I don’t recommend spontaneously coming up with ideas for webinars. If you do that, your webinars will be unfocused and all over the place without a strong strategy underpinning them.
Always make sure your webinar topic is firmly rooted in your key message and matches your audience’s awareness level.
You’re going to need to be consistent before you’ll be known for this topic. It takes time to build a reputation online. So get clear on a strategic topic you want to talk about and stick with it.
Influence and connection approaches
Influence and COI (center of influence) approaches are powerful persuaders because they give you authority by virtue of being endorsed by someone else.
Here are some potential tactics to consider to develop your influence:
- Referral based growth strategy. Your ideal client likely knows more of your ideal customers in their social circles. Encourage them to connect their friends and family with you if they need your financial services.
- COI (center of influence) strategy. Brainstorm centers of influence in your industry to form a partnership with and build a sphere of people who work with similar clients to you. For example, you can connect with lawyers and accountants who also serve your niche.
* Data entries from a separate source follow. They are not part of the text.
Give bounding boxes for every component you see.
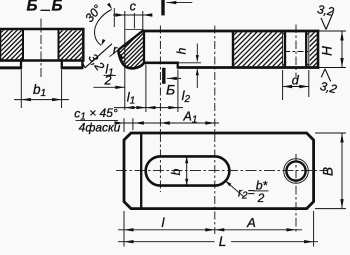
right extension line below plan: [313, 211, 315, 247]
l2 extension line: [177, 70, 179, 113]
l1 l2 dimension line: [114, 107, 183, 109]
svg-text:B: B: [321, 167, 336, 176]
svg-text:Б: Б: [166, 82, 175, 98]
l1/2 dimension arrow: [94, 86, 125, 88]
front view right end edge: [317, 30, 320, 69]
svg-text:h: h: [175, 47, 189, 54]
dimension l and A line: [118, 229, 302, 231]
dimension B extension lines: [315, 132, 346, 134]
front view step edge: [177, 62, 179, 69]
svg-text:A: A: [246, 215, 256, 230]
threaded hole chamfer edges: [283, 33, 287, 37]
plan view slot: [146, 156, 230, 185]
dimension h lower arrow: [196, 69, 198, 88]
dimension H extension lines: [319, 30, 346, 32]
section B-B slot edge left: [22, 29, 24, 61]
svg-text:Б: Б: [27, 0, 38, 15]
nose hatching: [114, 29, 146, 69]
svg-text:L: L: [219, 234, 227, 249]
threaded hole plan outer thread circle: [284, 159, 309, 184]
svg-text:d: d: [292, 74, 300, 88]
nose incline thin extension: [110, 50, 119, 57]
dimension L line: [118, 241, 215, 243]
plan view main horizontal centerline: [116, 170, 327, 172]
front view bottom left edge: [143, 61, 179, 64]
dimension b1 extension lines: [20, 70, 22, 109]
section B-B right foot: [62, 61, 83, 69]
section B-B body outline: [0, 29, 83, 61]
section B-B slot edge right: [58, 29, 60, 61]
svg-text:2: 2: [104, 74, 112, 88]
dimension b inside slot: [186, 156, 188, 185]
dimension b1 line and arrows: [14, 99, 69, 101]
plan view outline with chamfered corners: [124, 133, 314, 209]
short reference line near 30 deg arc: [113, 8, 115, 27]
dimension h upper arrow: [196, 44, 198, 62]
slot left center vertical centerline: [159, 26, 161, 193]
section B-B hatch right block: [57, 29, 84, 61]
threaded hole bore lines: [284, 32, 286, 66]
A1 arrows: [160, 121, 170, 124]
dimension d extension lines: [282, 70, 284, 100]
dimension c line with outside arrows: [113, 14, 153, 16]
section trace B lower thick mark: [162, 68, 165, 84]
threaded hole centerline: [295, 25, 297, 78]
threaded hole plan bore circle: [286, 161, 305, 180]
bottom edge thin extension for h: [179, 62, 201, 64]
dimension H line: [341, 31, 343, 68]
top edge thin extension at nose: [126, 28, 144, 30]
dimension c extension lines: [124, 11, 126, 110]
30 deg angle arc: [95, 10, 112, 46]
left extension line below plan: [123, 211, 125, 247]
section B-B left foot: [0, 61, 21, 69]
short extension line above nose corner: [133, 13, 135, 29]
section B-B centerline: [40, 19, 42, 78]
svg-text:Б: Б: [52, 0, 63, 15]
svg-text:3,2: 3,2: [316, 2, 335, 19]
svg-text:4фаски: 4фаски: [79, 121, 121, 135]
svg-text:2: 2: [257, 191, 265, 205]
section trace B lower arrow: [167, 77, 181, 79]
svg-text:b: b: [169, 168, 183, 175]
dimension d line: [283, 86, 309, 88]
dimension B line: [341, 133, 343, 209]
r leader arrow: [118, 54, 123, 58]
c1 extension lines: [123, 118, 125, 132]
svg-text:H: H: [320, 46, 335, 56]
roughness 3,2 bottom right: [321, 69, 325, 78]
local section break line right: [232, 31, 234, 68]
nose underside curve radius r: [118, 50, 144, 69]
section B-B hatch left block: [0, 29, 24, 61]
nose inclined face 30deg: [118, 30, 143, 50]
c1 outside arrows: [115, 121, 125, 124]
plan view nose edge line: [140, 133, 142, 209]
dimension c1 and A1 line: [117, 122, 219, 124]
front view top edge: [143, 30, 319, 33]
section trace B upper arrow: [167, 2, 193, 4]
front view bottom right edge: [178, 66, 320, 69]
right local section hatch left of hole: [232, 32, 284, 67]
svg-text:c: c: [130, 0, 137, 14]
roughness mark on incline 3,2: [85, 44, 112, 68]
l1 extension line: [145, 65, 147, 113]
slot right center vertical centerline: [214, 26, 216, 235]
nose local-section boundary: [143, 30, 145, 63]
right local section hatch right of hole: [308, 32, 318, 67]
hole vertical centerline: [295, 154, 297, 234]
section trace B upper thick mark: [161, 0, 164, 15]
threaded hole thread lines: [282, 32, 284, 66]
r2 leader: [225, 181, 243, 197]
- Online networking. Strategically pick masterminds and summits to join.
- Speaking engagements. Speak at institutions. For example, if you offer financial advice to doctors, speak at a school to MBA students studying to become doctors about managing their student debt or transitioning away from their visa.
- In-person group sessions. Lead a seminar on a topic of your expertise and invite guest speakers your audience respects.
- Private social events. Invite 12 clients and prospective clients out and treat them to dinner.